Lorsqu’economiesuisse exige la réduction de la quarantaine de 10 à 5 jours au prétexte que ça coûte trop cher, le Conseil fédéral, sans autre justification scientifique, s’exécute séance tenante. Lorsque les parents exigent le retrait de l’obligation du port du masque à l’école dès lors qu’il n’y a aucune justification scientifique au port du masque pour les enfants, mais que de nombreuses études attestent sa nocivité, l’Etat s’entête à appliquer les mesures les plus discutables sorties des cuisines de la task farce, complètement fermée aux arguments scientifiques, médicaux et parentaux.

C’est le règne de l’arbitraire, la soumission de la démocratie au grand capital mondialisé qui cherche à prendre le relais des représentants politiques nationaux.

Plutôt que de gérer l’Etat au bénéfice des citoyens, la politique menée pour lutter contre le Covid le transforme à certains égards en revendeur de thérapies géniques expérimentales. Dans un pays où la culture d’OGM en plein champ est interdite, c’est le comble de l’absurde !

De nombreux épidémiologistes annonçaient en novembre 2021 déjà qu’avec l’apparition du dernier variant « Omicron », l’épidémie toucherait à sa fin. En effet, il est scientifiquement reconnu qu’un virus plus contagieux mais bien moins dangereux que ses prédécesseurs est caractéristique de la fin de la phase épidémique d’une attaque virale et qu’il initie une phase endémique équivalente au refroidissement saisonnier.
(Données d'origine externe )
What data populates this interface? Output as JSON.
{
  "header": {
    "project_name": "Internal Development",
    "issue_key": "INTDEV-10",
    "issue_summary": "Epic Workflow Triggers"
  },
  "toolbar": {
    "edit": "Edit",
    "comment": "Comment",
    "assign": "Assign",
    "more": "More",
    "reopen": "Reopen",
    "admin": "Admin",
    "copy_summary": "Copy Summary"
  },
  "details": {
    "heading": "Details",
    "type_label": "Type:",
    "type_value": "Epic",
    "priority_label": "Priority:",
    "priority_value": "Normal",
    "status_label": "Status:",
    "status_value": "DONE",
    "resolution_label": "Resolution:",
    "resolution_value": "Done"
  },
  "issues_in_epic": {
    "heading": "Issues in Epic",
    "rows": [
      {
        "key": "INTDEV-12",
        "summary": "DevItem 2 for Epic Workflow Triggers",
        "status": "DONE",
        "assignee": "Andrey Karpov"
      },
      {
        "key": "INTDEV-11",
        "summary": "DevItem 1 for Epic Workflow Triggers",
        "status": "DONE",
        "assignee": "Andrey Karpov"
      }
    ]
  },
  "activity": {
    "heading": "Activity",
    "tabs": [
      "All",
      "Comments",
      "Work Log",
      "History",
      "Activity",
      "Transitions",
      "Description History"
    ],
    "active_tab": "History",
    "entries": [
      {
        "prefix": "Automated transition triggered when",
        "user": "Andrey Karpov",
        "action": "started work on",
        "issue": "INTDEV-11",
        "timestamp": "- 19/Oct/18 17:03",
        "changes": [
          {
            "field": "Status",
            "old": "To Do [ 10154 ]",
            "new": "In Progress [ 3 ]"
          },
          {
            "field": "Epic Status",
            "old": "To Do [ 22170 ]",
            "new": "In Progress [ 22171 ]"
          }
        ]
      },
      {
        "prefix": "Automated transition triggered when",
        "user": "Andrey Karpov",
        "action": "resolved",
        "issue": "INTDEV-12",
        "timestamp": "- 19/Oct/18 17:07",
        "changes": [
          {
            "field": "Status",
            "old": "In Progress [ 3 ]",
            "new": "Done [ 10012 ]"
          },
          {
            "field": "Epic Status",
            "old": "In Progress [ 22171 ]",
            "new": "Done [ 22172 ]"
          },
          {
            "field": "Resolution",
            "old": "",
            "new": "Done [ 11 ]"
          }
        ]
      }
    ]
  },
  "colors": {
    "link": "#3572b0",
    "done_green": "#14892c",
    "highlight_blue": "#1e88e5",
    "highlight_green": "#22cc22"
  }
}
Dans ces circonstances, exiger maintenant le port du masque de la part de nos élèves et étudiants ne correspond plus à de la protection de la santé, mais à une expérience psycho-sociologique risquée et inacceptable.
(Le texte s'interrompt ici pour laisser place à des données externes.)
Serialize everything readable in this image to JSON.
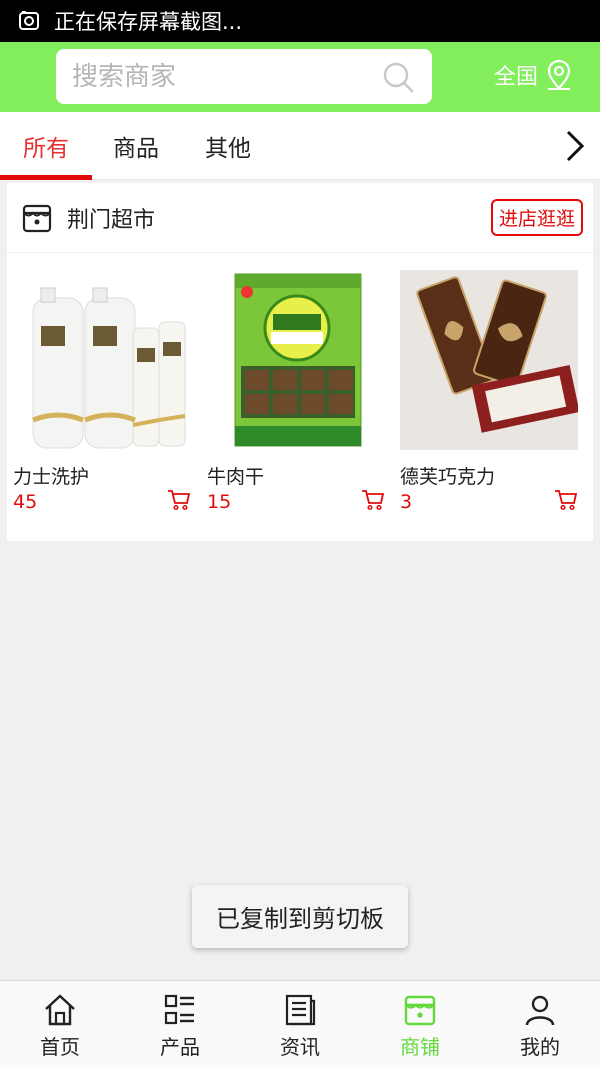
{
  "status_bar": {
    "text": "正在保存屏幕截图..."
  },
  "search": {
    "placeholder": "搜索商家"
  },
  "region": {
    "label": "全国"
  },
  "tabs": [
    {
      "label": "所有",
      "active": true
    },
    {
      "label": "商品",
      "active": false
    },
    {
      "label": "其他",
      "active": false
    }
  ],
  "shop": {
    "name": "荆门超市",
    "enter_label": "进店逛逛",
    "products": [
      {
        "name": "力士洗护",
        "price": "45"
      },
      {
        "name": "牛肉干",
        "price": "15"
      },
      {
        "name": "德芙巧克力",
        "price": "3"
      }
    ]
  },
  "toast": {
    "text": "已复制到剪切板"
  },
  "bottom_nav": [
    {
      "label": "首页",
      "icon": "home-icon"
    },
    {
      "label": "产品",
      "icon": "grid-list-icon"
    },
    {
      "label": "资讯",
      "icon": "news-icon"
    },
    {
      "label": "商铺",
      "icon": "shop-icon",
      "active": true
    },
    {
      "label": "我的",
      "icon": "user-icon"
    }
  ],
  "colors": {
    "header_green": "#82ee5b",
    "accent_red": "#e20b0b",
    "active_green": "#62d83c"
  }
}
Alors que la perspective semble se rapprocher, avec « Omicron », de l’immunité collective qui devrait être l’objectif, nos autorités s’obstinent dans une politique qui fait un objectif en soi de ce qui ne devrait être qu’un moyen, le « vaccin ». Pourtant, cette thérapie qui fait l’objet depuis deux ans d’une expérimentation de masse représente pour la jeunesse une balance bénéfice-risque NEGATIVE. En effet, participer à cette expérimentation fait courir le risque d’effets secondaires graves à la jeunesse, notamment le risque de myocardite et autres problèmes cardiaques potentiellement mortels, alors qu’un jeune en bonne santé ne meurt pas du Covid.
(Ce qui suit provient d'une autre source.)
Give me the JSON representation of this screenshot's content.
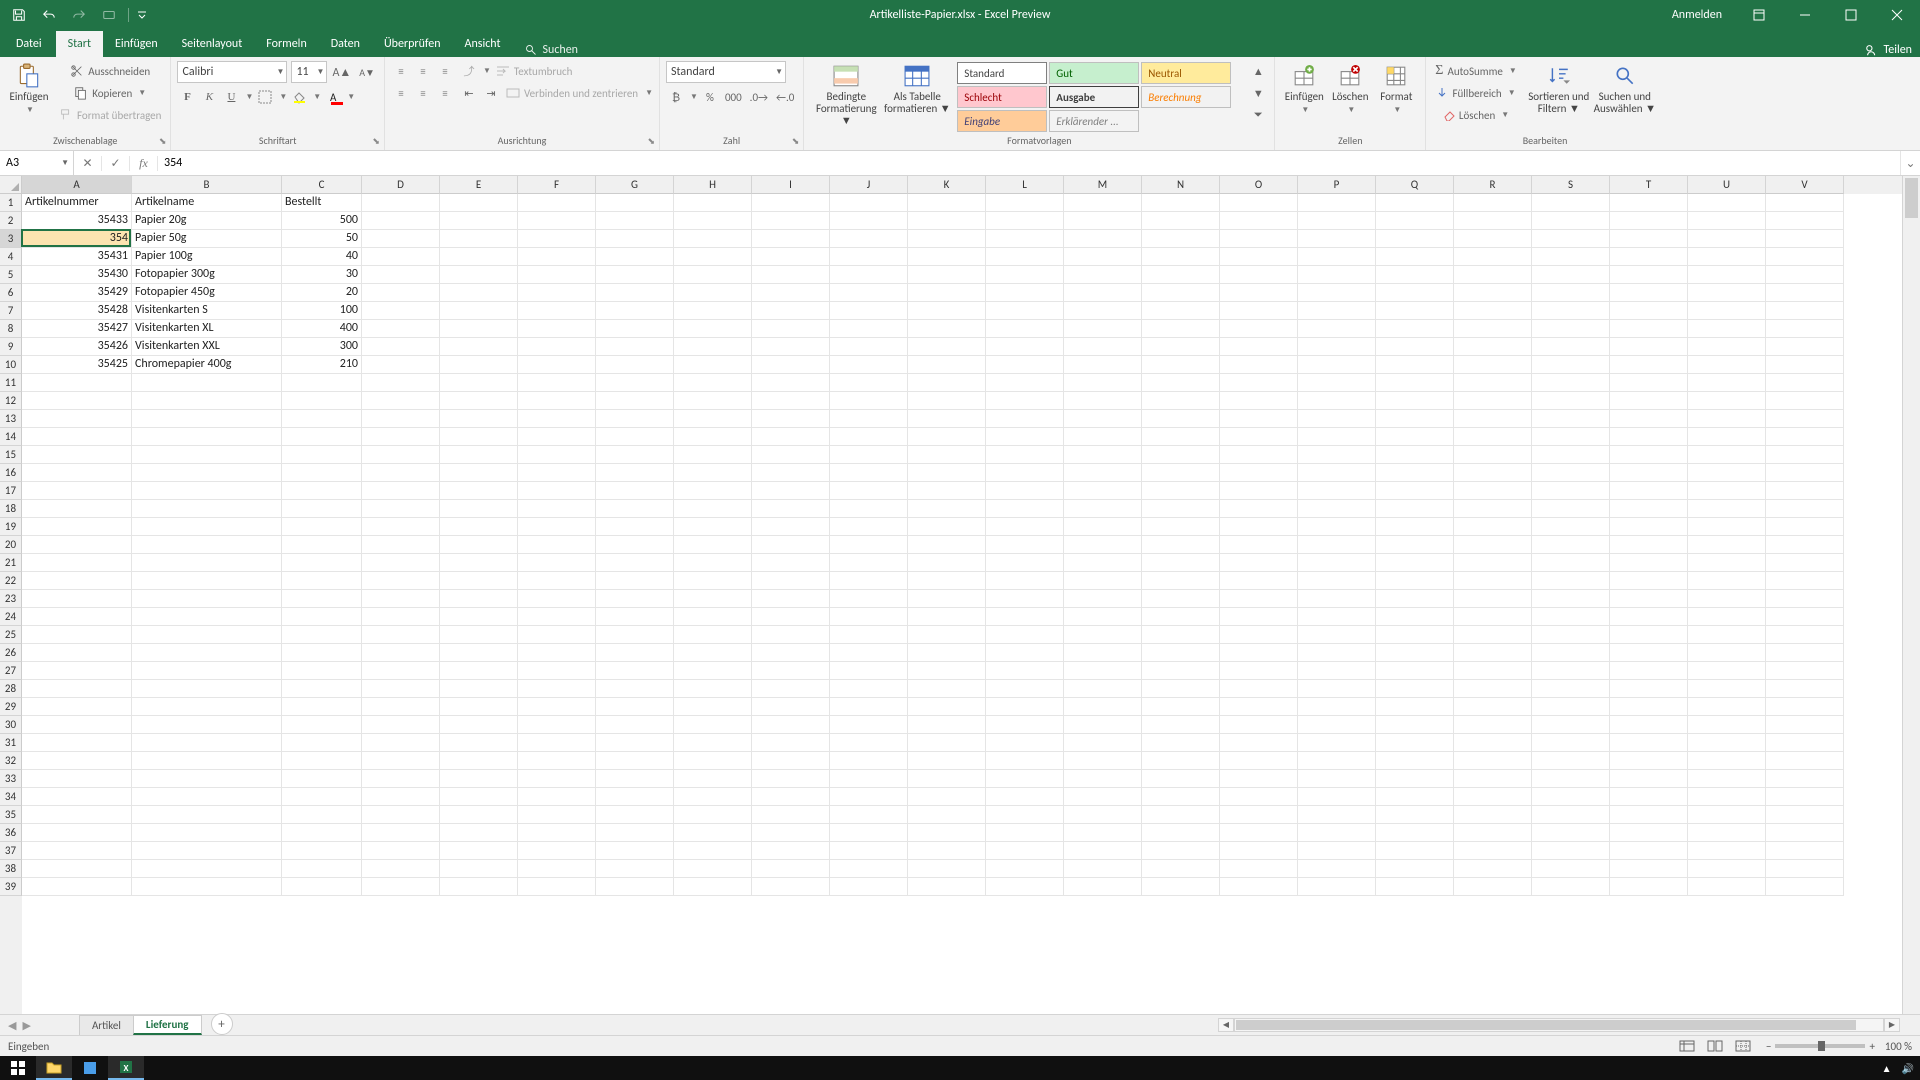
{
  "title": "Artikelliste-Papier.xlsx - Excel Preview",
  "titlebar": {
    "signin": "Anmelden"
  },
  "tabs": {
    "file": "Datei",
    "home": "Start",
    "insert": "Einfügen",
    "page_layout": "Seitenlayout",
    "formulas": "Formeln",
    "data": "Daten",
    "review": "Überprüfen",
    "view": "Ansicht",
    "search": "Suchen",
    "share": "Teilen"
  },
  "ribbon": {
    "clipboard": {
      "paste": "Einfügen",
      "cut": "Ausschneiden",
      "copy": "Kopieren",
      "format_painter": "Format übertragen",
      "title": "Zwischenablage"
    },
    "font": {
      "name": "Calibri",
      "size": "11",
      "title": "Schriftart"
    },
    "alignment": {
      "wrap": "Textumbruch",
      "merge": "Verbinden und zentrieren",
      "title": "Ausrichtung"
    },
    "number": {
      "format": "Standard",
      "title": "Zahl"
    },
    "styles": {
      "cond_format": "Bedingte",
      "cond_format2": "Formatierung",
      "as_table": "Als Tabelle",
      "as_table2": "formatieren",
      "standard": "Standard",
      "gut": "Gut",
      "neutral": "Neutral",
      "schlecht": "Schlecht",
      "ausgabe": "Ausgabe",
      "berechnung": "Berechnung",
      "eingabe": "Eingabe",
      "erklarender": "Erklärender ...",
      "title": "Formatvorlagen"
    },
    "cells": {
      "insert": "Einfügen",
      "delete": "Löschen",
      "format": "Format",
      "title": "Zellen"
    },
    "editing": {
      "autosum": "AutoSumme",
      "fill": "Füllbereich",
      "clear": "Löschen",
      "sort": "Sortieren und",
      "sort2": "Filtern",
      "find": "Suchen und",
      "find2": "Auswählen",
      "title": "Bearbeiten"
    }
  },
  "namebox": "A3",
  "formula": "354",
  "columns": [
    "A",
    "B",
    "C",
    "D",
    "E",
    "F",
    "G",
    "H",
    "I",
    "J",
    "K",
    "L",
    "M",
    "N",
    "O",
    "P",
    "Q",
    "R",
    "S",
    "T",
    "U",
    "V"
  ],
  "col_widths": {
    "A": 110,
    "B": 150,
    "C": 80,
    "default": 78
  },
  "rows": [
    {
      "n": 1,
      "A": "Artikelnummer",
      "B": "Artikelname",
      "C": "Bestellt",
      "header": true
    },
    {
      "n": 2,
      "A": "35433",
      "B": "Papier 20g",
      "C": "500"
    },
    {
      "n": 3,
      "A": "354",
      "B": "Papier 50g",
      "C": "50",
      "selected": true
    },
    {
      "n": 4,
      "A": "35431",
      "B": "Papier 100g",
      "C": "40"
    },
    {
      "n": 5,
      "A": "35430",
      "B": "Fotopapier 300g",
      "C": "30"
    },
    {
      "n": 6,
      "A": "35429",
      "B": "Fotopapier 450g",
      "C": "20"
    },
    {
      "n": 7,
      "A": "35428",
      "B": "Visitenkarten S",
      "C": "100"
    },
    {
      "n": 8,
      "A": "35427",
      "B": "Visitenkarten XL",
      "C": "400"
    },
    {
      "n": 9,
      "A": "35426",
      "B": "Visitenkarten XXL",
      "C": "300"
    },
    {
      "n": 10,
      "A": "35425",
      "B": "Chromepapier 400g",
      "C": "210"
    }
  ],
  "total_visible_rows": 39,
  "sheets": {
    "tab1": "Artikel",
    "tab2": "Lieferung"
  },
  "status": {
    "mode": "Eingeben",
    "zoom": "100 %"
  },
  "selection": {
    "col": "A",
    "row": 3
  },
  "style_colors": {
    "standard_bg": "#ffffff",
    "standard_border": "#b7b7b7",
    "gut_bg": "#c6efce",
    "gut_fg": "#006100",
    "neutral_bg": "#ffeb9c",
    "neutral_fg": "#9c5700",
    "schlecht_bg": "#ffc7ce",
    "schlecht_fg": "#9c0006",
    "ausgabe_bg": "#f2f2f2",
    "ausgabe_fg": "#3f3f3f",
    "ausgabe_border": "#808080",
    "berechnung_bg": "#f2f2f2",
    "berechnung_fg": "#fa7d00",
    "eingabe_bg": "#ffcc99",
    "eingabe_fg": "#3f3f76",
    "erkl_fg": "#7f7f7f"
  }
}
L’UDCVR demande de stopper immédiatement cette mesure qui n’a plus de justification scientifique, ni pour désengorger les soins intensifs – qui ne sont pas submergés – ni pour juguler une « épidémie » qui semble en passe de s’éteindre d’elle-même. Dès lors, l’UDCVR demande également de stopper toutes les autres mesures prises dans la précipitation et sans justification scientifique, particulièrement ce « pass » sanitaire qui, au vu de l’évolution de la situation, n’a plus aucune pertinence et que même M. Berset envisage aujourd’hui explicitement d’abandonner.